Scenario: you leave a voice mail. You wait. You wait some more. You call again, leave another voice mail. You wait. You wait some more.  Rinse and repeat.

If that sounds familiar, it's because it's never been more difficult to get somebody to call you back.  (I'll explain why in a minute.)

Difficult but not impossible, fortunately.  Getting that call-back, however, requires a radical change in approach. (I'll get to that, too)

Voice Mail Basically S_cks

The reason that people don't call you back is, well, voice mail. As a technology, voice mail is clunky, awkward, time-consuming and increasingly ignored.

For callers, it's a huge hassle.  It forces you to navigate poorly-designed, non-standard menus ("listen carefully because our options have changed") using a gimpy keypad.

Second, despite all the hoo-haw about AI taking over the world, voice recognition software hasn't noticeably improved in the past two decades.

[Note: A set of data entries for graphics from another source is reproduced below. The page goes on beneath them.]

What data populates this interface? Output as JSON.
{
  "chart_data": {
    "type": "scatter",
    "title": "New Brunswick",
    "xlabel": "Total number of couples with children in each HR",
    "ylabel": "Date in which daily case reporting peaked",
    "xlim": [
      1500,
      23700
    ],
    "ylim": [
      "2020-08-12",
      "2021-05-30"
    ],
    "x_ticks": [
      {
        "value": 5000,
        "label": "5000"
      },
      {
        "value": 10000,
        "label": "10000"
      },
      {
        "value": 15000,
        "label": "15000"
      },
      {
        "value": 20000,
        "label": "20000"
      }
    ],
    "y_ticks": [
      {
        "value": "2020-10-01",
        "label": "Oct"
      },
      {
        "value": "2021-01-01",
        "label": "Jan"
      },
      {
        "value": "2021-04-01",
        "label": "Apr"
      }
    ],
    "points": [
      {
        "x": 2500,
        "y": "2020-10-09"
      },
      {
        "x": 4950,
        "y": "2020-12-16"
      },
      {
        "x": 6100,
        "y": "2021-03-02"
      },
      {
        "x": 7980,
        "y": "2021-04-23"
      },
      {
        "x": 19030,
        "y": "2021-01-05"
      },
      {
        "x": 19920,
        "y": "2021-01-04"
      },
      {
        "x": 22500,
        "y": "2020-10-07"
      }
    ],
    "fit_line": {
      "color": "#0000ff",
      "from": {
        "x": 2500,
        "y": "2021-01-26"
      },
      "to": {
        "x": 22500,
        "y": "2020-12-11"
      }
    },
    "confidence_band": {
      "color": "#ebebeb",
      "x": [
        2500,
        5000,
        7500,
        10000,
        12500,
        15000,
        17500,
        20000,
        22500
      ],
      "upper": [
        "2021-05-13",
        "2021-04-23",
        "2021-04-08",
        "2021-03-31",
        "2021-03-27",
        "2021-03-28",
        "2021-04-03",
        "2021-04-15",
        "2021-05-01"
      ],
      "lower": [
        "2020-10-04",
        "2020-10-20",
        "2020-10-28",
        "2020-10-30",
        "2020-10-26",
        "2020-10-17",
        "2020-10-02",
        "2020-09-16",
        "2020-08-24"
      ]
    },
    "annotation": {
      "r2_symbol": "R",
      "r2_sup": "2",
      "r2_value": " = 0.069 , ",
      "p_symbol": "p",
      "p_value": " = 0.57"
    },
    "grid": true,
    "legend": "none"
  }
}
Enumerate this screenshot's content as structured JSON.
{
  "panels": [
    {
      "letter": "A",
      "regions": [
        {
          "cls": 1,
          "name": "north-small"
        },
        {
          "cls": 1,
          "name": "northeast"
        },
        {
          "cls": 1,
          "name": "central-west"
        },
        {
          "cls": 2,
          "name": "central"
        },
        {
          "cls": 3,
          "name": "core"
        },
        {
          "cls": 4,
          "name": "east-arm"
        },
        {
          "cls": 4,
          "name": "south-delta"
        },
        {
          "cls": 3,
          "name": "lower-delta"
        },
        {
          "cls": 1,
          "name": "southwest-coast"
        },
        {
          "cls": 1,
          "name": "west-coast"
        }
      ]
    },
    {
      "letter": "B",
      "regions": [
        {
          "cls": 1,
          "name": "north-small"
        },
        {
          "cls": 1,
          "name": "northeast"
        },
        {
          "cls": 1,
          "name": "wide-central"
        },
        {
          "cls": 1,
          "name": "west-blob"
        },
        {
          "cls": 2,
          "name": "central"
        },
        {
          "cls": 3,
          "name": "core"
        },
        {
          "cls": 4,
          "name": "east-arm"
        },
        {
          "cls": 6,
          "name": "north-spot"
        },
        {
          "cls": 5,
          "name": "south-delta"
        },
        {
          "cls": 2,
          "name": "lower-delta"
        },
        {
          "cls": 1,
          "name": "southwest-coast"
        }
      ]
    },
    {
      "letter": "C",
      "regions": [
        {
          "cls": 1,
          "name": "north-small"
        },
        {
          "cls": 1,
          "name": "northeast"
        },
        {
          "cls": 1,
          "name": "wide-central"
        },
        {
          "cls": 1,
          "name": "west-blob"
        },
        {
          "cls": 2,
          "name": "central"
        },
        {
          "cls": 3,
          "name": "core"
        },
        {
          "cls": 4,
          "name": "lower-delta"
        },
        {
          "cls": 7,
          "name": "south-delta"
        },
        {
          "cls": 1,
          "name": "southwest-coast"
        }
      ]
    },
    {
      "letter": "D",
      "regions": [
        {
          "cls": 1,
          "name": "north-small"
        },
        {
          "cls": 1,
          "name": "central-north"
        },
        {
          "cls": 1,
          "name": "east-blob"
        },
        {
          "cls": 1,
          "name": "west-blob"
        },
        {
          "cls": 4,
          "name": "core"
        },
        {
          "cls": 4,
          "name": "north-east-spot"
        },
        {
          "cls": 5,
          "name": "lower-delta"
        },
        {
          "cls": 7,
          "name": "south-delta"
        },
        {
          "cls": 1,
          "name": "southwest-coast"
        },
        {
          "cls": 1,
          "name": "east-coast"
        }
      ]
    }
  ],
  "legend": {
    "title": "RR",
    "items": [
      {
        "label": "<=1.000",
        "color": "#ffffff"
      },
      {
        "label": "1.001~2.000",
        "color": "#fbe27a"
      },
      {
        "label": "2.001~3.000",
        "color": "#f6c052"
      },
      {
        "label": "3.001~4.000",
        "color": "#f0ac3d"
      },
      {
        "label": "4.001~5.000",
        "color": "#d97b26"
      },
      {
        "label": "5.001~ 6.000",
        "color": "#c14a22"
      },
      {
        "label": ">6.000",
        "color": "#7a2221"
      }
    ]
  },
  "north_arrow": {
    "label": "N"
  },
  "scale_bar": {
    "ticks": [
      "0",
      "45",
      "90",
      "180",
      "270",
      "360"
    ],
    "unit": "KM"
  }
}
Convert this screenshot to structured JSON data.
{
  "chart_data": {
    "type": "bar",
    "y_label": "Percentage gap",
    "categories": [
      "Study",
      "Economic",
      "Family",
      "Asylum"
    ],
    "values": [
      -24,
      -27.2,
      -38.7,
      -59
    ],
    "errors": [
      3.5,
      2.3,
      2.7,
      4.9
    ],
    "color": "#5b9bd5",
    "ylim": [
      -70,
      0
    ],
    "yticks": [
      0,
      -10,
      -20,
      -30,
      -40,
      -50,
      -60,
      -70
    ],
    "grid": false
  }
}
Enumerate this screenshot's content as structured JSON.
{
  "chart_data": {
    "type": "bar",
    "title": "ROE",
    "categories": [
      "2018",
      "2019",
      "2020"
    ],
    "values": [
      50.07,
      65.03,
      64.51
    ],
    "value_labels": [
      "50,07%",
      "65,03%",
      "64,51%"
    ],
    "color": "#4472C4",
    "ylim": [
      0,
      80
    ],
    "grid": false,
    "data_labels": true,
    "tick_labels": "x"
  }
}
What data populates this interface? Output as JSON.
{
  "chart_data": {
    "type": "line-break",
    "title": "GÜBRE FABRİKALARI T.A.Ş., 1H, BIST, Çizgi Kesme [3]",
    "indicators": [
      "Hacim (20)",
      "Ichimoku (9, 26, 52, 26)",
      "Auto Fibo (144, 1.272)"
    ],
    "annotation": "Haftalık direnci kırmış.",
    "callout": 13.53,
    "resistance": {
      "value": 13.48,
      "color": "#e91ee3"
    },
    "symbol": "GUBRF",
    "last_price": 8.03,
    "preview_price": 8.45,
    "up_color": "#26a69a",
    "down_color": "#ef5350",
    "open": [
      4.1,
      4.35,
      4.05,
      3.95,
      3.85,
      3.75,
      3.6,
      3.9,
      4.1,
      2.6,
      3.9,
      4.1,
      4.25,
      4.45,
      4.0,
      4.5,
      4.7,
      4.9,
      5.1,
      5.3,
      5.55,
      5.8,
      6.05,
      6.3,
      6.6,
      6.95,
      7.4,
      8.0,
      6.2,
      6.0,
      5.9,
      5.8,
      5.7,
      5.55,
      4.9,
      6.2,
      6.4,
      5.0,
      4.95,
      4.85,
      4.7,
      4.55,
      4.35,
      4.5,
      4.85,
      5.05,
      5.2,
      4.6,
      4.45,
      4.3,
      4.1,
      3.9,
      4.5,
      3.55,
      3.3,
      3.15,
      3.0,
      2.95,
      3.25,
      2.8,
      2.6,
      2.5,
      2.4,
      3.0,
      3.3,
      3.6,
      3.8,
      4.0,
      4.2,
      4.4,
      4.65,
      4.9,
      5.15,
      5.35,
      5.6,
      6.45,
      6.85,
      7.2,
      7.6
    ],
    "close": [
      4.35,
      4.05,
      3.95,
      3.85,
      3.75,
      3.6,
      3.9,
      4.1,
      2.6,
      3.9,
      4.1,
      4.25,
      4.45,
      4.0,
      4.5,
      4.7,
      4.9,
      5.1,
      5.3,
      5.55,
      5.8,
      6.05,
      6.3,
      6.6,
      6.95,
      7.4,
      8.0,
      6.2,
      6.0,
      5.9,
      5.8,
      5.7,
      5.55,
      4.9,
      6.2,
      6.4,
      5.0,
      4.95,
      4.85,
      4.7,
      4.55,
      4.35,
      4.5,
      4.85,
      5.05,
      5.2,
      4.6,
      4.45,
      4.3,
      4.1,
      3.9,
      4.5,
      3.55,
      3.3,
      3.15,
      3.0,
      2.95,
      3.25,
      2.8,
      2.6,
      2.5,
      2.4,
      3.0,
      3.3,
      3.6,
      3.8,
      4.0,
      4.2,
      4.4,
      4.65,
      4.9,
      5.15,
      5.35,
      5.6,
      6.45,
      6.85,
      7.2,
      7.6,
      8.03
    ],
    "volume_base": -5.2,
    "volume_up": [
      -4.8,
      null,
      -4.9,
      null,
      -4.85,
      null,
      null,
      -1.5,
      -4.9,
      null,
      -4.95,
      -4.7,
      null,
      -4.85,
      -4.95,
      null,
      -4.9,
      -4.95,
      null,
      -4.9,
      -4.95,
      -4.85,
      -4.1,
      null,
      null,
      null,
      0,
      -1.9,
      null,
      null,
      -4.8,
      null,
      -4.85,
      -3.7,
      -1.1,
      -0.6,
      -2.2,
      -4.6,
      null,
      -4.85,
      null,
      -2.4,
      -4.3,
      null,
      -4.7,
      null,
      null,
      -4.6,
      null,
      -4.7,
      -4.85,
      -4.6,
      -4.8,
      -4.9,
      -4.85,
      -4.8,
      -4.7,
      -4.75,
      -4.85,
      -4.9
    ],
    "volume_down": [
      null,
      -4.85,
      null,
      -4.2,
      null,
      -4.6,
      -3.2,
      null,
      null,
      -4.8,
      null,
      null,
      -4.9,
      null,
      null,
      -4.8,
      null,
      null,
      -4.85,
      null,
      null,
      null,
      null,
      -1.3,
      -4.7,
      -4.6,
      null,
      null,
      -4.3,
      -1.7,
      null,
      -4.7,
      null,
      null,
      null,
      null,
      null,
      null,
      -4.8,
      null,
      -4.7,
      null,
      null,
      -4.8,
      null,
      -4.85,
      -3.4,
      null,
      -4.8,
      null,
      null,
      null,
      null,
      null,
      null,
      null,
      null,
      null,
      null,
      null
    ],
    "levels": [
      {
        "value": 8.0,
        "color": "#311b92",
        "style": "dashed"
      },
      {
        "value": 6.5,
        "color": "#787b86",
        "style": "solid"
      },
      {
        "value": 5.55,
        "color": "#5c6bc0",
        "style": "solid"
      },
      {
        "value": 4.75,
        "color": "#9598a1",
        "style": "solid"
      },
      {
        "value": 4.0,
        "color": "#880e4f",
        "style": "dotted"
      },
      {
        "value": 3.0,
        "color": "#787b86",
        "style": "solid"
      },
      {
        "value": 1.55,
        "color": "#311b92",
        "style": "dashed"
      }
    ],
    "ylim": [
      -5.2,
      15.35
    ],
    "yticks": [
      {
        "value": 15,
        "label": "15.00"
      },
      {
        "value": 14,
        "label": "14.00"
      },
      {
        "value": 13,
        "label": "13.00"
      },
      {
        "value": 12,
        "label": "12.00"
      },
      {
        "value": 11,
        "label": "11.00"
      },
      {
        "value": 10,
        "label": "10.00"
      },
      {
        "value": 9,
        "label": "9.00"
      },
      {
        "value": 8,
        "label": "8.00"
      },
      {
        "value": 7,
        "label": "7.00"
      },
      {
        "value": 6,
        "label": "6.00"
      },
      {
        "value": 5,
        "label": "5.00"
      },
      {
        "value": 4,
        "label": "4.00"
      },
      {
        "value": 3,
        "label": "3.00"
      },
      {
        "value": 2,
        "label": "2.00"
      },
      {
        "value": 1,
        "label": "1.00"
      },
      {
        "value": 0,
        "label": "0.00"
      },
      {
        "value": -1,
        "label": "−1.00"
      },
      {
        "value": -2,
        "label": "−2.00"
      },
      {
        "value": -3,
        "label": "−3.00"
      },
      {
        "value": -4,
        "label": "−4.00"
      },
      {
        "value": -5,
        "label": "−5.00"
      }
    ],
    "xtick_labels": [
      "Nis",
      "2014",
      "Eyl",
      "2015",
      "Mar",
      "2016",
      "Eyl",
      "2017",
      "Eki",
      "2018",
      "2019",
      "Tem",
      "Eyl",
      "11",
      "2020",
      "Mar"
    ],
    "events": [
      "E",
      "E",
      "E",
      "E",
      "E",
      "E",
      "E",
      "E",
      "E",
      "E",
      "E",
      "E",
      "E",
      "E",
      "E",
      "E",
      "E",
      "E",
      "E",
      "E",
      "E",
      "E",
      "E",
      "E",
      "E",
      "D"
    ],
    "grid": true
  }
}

More important, voice mail is usually set up to make it as difficult as possible to get to the right person. (Whoever invented the "general mailbox" concept should be shot.)

If voice mail is a hassle for the caller, it's an even bigger hassle for the recipients of those calls. 

To listen to your voice mails, you need a quiet place, and a way to take notes. You must then listen to the message and write down the caller's number.

Then you've got to call back, in full knowledge that you'll probably end up playing voice-mail tag.

Let's face it: voice mail is just plain stupid and inefficient, which is why it's falling out of use.

People Now Ignore Voice Mails

Voice mail is such a waste of effort that it's disappearing. According to the New York Times, most millennials neither like nor use it.

And it's not just the young-uns. The number of voice mail messages that remain un-retrieved is almost doubling every year, according to a recent study from Vonage.

That's why you keep running into people whose voice mail inbox is full. They've decided that the voice mail isn't worth the hassle.  And they're not alone.

Even conservative, bellwether firms like Coca-cola and JP Morgan have given voice mail the heave-ho.  Dozens of other companies are following suit.

Unlike 20 years ago, it's now considered OK to ignore your voice mails or leave them unanswered.

I unplugged from voice mail about two years ago.  My outgoing message says "Don't leave a voice mail because I don't listen to them. Instead, email me at..."

I have not gotten a single complaint from any client, friend or relative. More importantly, anybody who really wants to get in touch with me, does so.

As more people get smart and dump voice mail, it's going to get harder and hard to get people to call you back.

How to Get the Call-back

How, then, do you get somebody to call you back.  Here are some practical steps:

  1. Stop leaving voice mails. It should be obvious from the above that voice mail is a lousy way to connect.  So why are you still trying to make it work?
  2. Find the person's email address. Rather than wasting your time in voice mail, use these nine ways to find the email address of the person you're trying to reach.
  3. Write a compelling email. I've repeatedly posted ways to write emails that get a response. I also publish a free weekly newsletter on this subject.
  4. Get into an online conversation. Use the "5 Taps" method to get into a back-and-forth using email. Develop the conversation so that you can naturally...
  5. Segue into a phone discussion. Use email to set an appointment for a telephone call. Voila, you've got the call back.

In other words, if you want people to call you back, stop leaving voice messages entirely.  Contact them with a technology that they actually use.